The Platinum Problem
In traditional proton exchange membrane (PEM) fuel cells, platinum is used to catalyze the hydrogen oxidation reaction — the chemical process at the heart of how fuel cells generate electricity. Platinum works extremely well, but it costs a fortune, which is a large part of why hydrogen fuel cell vehicles remain far too expensive for most consumers. A Toyota Mirai, for example, carried a price tag around $57,000.
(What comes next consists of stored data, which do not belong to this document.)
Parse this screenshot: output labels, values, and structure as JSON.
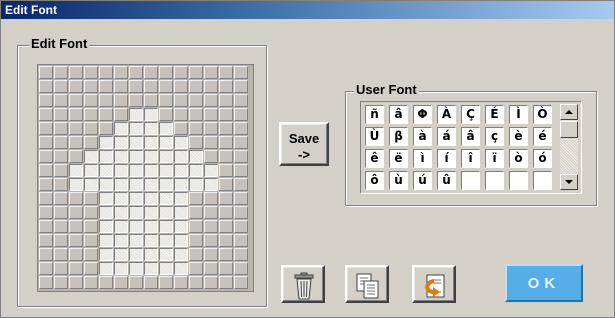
{
  "window": {
    "title": "Edit Font"
  },
  "editor": {
    "group_label": "Edit Font",
    "rows": [
      "00000000000000",
      "00000000000000",
      "00000000000000",
      "00000011000000",
      "00000111100000",
      "00001111110000",
      "00011111111000",
      "00111111111100",
      "00111111111100",
      "00001111110000",
      "00001111110000",
      "00001111110000",
      "00001111110000",
      "00001111110000",
      "00001111110000",
      "00000000000000"
    ]
  },
  "save_button": {
    "label": "Save\n->"
  },
  "user_font": {
    "group_label": "User Font",
    "rows": [
      [
        "ñ",
        "â",
        "Φ",
        "À",
        "Ç",
        "É",
        "Ì",
        "Ò"
      ],
      [
        "Ù",
        "β",
        "à",
        "á",
        "â",
        "ç",
        "è",
        "é"
      ],
      [
        "ê",
        "ë",
        "ì",
        "í",
        "î",
        "ï",
        "ò",
        "ó"
      ],
      [
        "ô",
        "ù",
        "ú",
        "û",
        "",
        "",
        "",
        ""
      ]
    ]
  },
  "toolbar": {
    "delete_icon": "trash-can-icon",
    "copy_icon": "copy-pages-icon",
    "restore_icon": "restore-arrow-icon",
    "ok_label": "OK"
  }
}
Professor Yushan Yan, a Distinguished Engineering Professor at the University of Delaware's Department of Chemical and Biomolecular Engineering, set his sights on fixing this.
The Nickel Solution
Yan's team found that by switching the fuel cell's operating environment from acidic to basic (alkaline), nickel — a far cheaper and more abundant metal — could match platinum's catalytic activity. Specifically, they used nickel supported on nitrogen-doped carbon nanotubes as the hydrogen oxidation reaction catalyst.
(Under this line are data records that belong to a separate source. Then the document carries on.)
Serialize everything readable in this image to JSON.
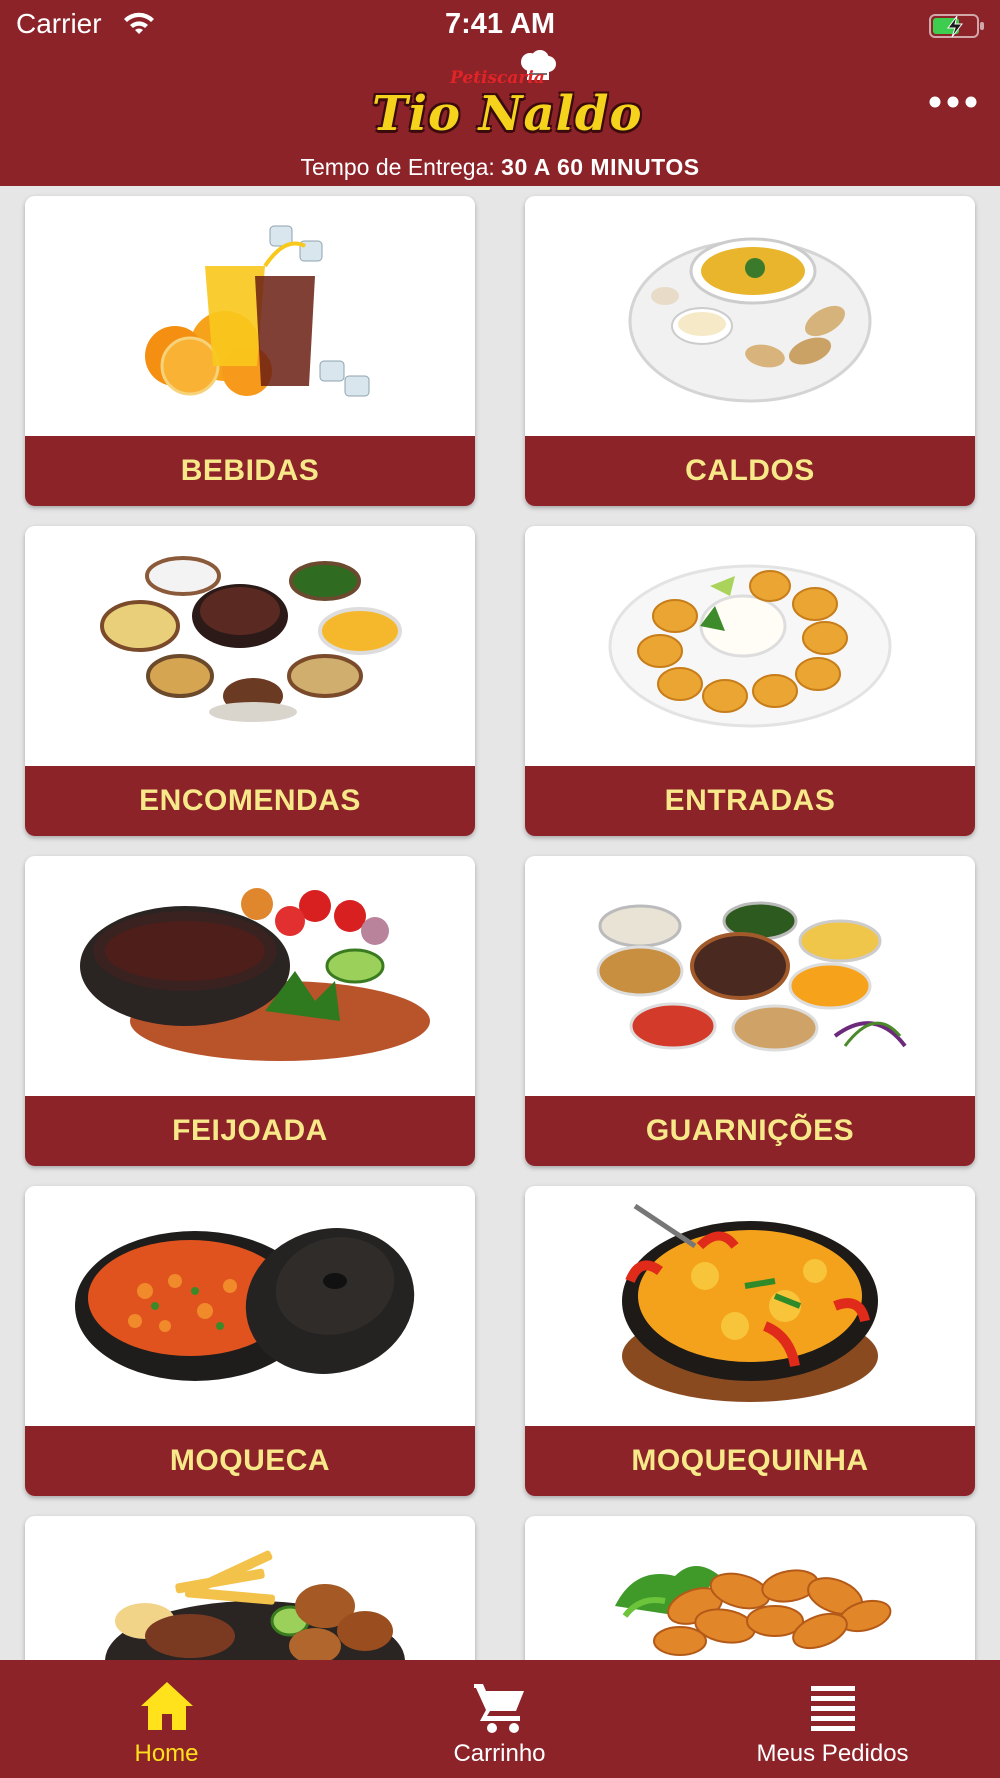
{
  "status_bar": {
    "carrier": "Carrier",
    "time": "7:41 AM"
  },
  "header": {
    "logo_small": "Petiscaria",
    "logo_big": "Tio Naldo",
    "delivery_label": "Tempo de Entrega:",
    "delivery_value": "30 A 60 MINUTOS"
  },
  "categories": [
    {
      "label": "BEBIDAS",
      "icon": "drinks-image"
    },
    {
      "label": "CALDOS",
      "icon": "soup-image"
    },
    {
      "label": "ENCOMENDAS",
      "icon": "feijoada-spread-image"
    },
    {
      "label": "ENTRADAS",
      "icon": "croquettes-image"
    },
    {
      "label": "FEIJOADA",
      "icon": "feijoada-pot-image"
    },
    {
      "label": "GUARNIÇÕES",
      "icon": "side-dishes-image"
    },
    {
      "label": "MOQUECA",
      "icon": "moqueca-pot-image"
    },
    {
      "label": "MOQUEQUINHA",
      "icon": "moquequinha-pan-image"
    },
    {
      "label": "",
      "icon": "mixed-grill-image"
    },
    {
      "label": "",
      "icon": "fried-snacks-image"
    }
  ],
  "tabbar": {
    "tabs": [
      {
        "label": "Home",
        "icon": "home-icon",
        "active": true
      },
      {
        "label": "Carrinho",
        "icon": "cart-icon",
        "active": false
      },
      {
        "label": "Meus Pedidos",
        "icon": "list-icon",
        "active": false
      }
    ]
  },
  "colors": {
    "brand": "#8c2329",
    "label_text": "#f7e98a",
    "active_tab": "#ffe11c",
    "background": "#e6e6e6"
  }
}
This configuration, operating within what they call a hydroxide exchange membrane fuel cell (HEMFC), delivered high performance at dramatically lower cost. The findings were published in Nature Communications in January 2016.
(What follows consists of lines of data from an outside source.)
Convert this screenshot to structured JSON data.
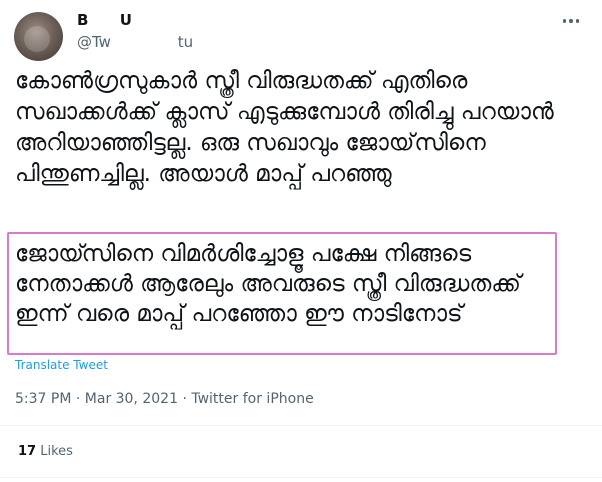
{
  "user": {
    "name": "B      U",
    "handle": "@Tw              tu"
  },
  "tweet": {
    "text": "കോൺഗ്രസുകാർ സ്ത്രീ വിരുദ്ധതക്ക് എതിരെ സഖാക്കൾക്ക് ക്ലാസ് എടുക്കുമ്പോൾ തിരിച്ചു പറയാൻ അറിയാഞ്ഞിട്ടല്ല. ഒരു സഖാവും ജോയ്‌സിനെ പിന്തുണച്ചില്ല. അയാൾ മാപ്പ് പറഞ്ഞു",
    "highlighted_text": "ജോയ്സിനെ വിമർശിച്ചോളൂ പക്ഷേ നിങ്ങടെ നേതാക്കൾ ആരേലും അവരുടെ സ്ത്രീ വിരുദ്ധതക്ക് ഇന്ന് വരെ മാപ്പ് പറഞ്ഞോ ഈ നാടിനോട്",
    "translate_label": "Translate Tweet",
    "time": "5:37 PM",
    "separator": " · ",
    "date": "Mar 30, 2021",
    "source": "Twitter for iPhone"
  },
  "stats": {
    "likes_count": "17",
    "likes_label": "Likes"
  },
  "colors": {
    "highlight_border": "#d97bc9",
    "link": "#1d9bf0",
    "secondary_text": "#536471"
  }
}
"This new hydroxide exchange membrane fuel cell can offer high performance at an unprecedented low cost," Yan said. "Our real hope is that we can put hydroxide exchange membrane fuel cells into cars and make them truly affordable — maybe $23,000 for a Toyota Mirai."
What It Means for Fuel Cell Vehicles
Fuel cell vehicles have several theoretical advantages over battery electric vehicles: longer driving ranges, faster refueling, and better suitability for heavy transport like trucks, buses, and trains. The primary barrier to adoption has consistently been cost. If nickel-based catalysts can deliver performance comparable to platinum at a fraction of the price, that changes the economics of the entire industry.
Yan is also a firm believer in the broader hydrogen economy — the idea that cheap, clean hydrogen produced from renewable energy could power transportation, industry, and energy storage at scale. More affordable fuel cells are a key enabling piece of that vision.
Still Work to Do
As of the 2016 publication, the HEMFC approach still needed further development to reach commercial maturity. Yan's lab has continued refining the technology in subsequent years, including later work published in Nature Materials showing a nickel-based catalyst more than six times more efficient than the next-best non-platinum alternative.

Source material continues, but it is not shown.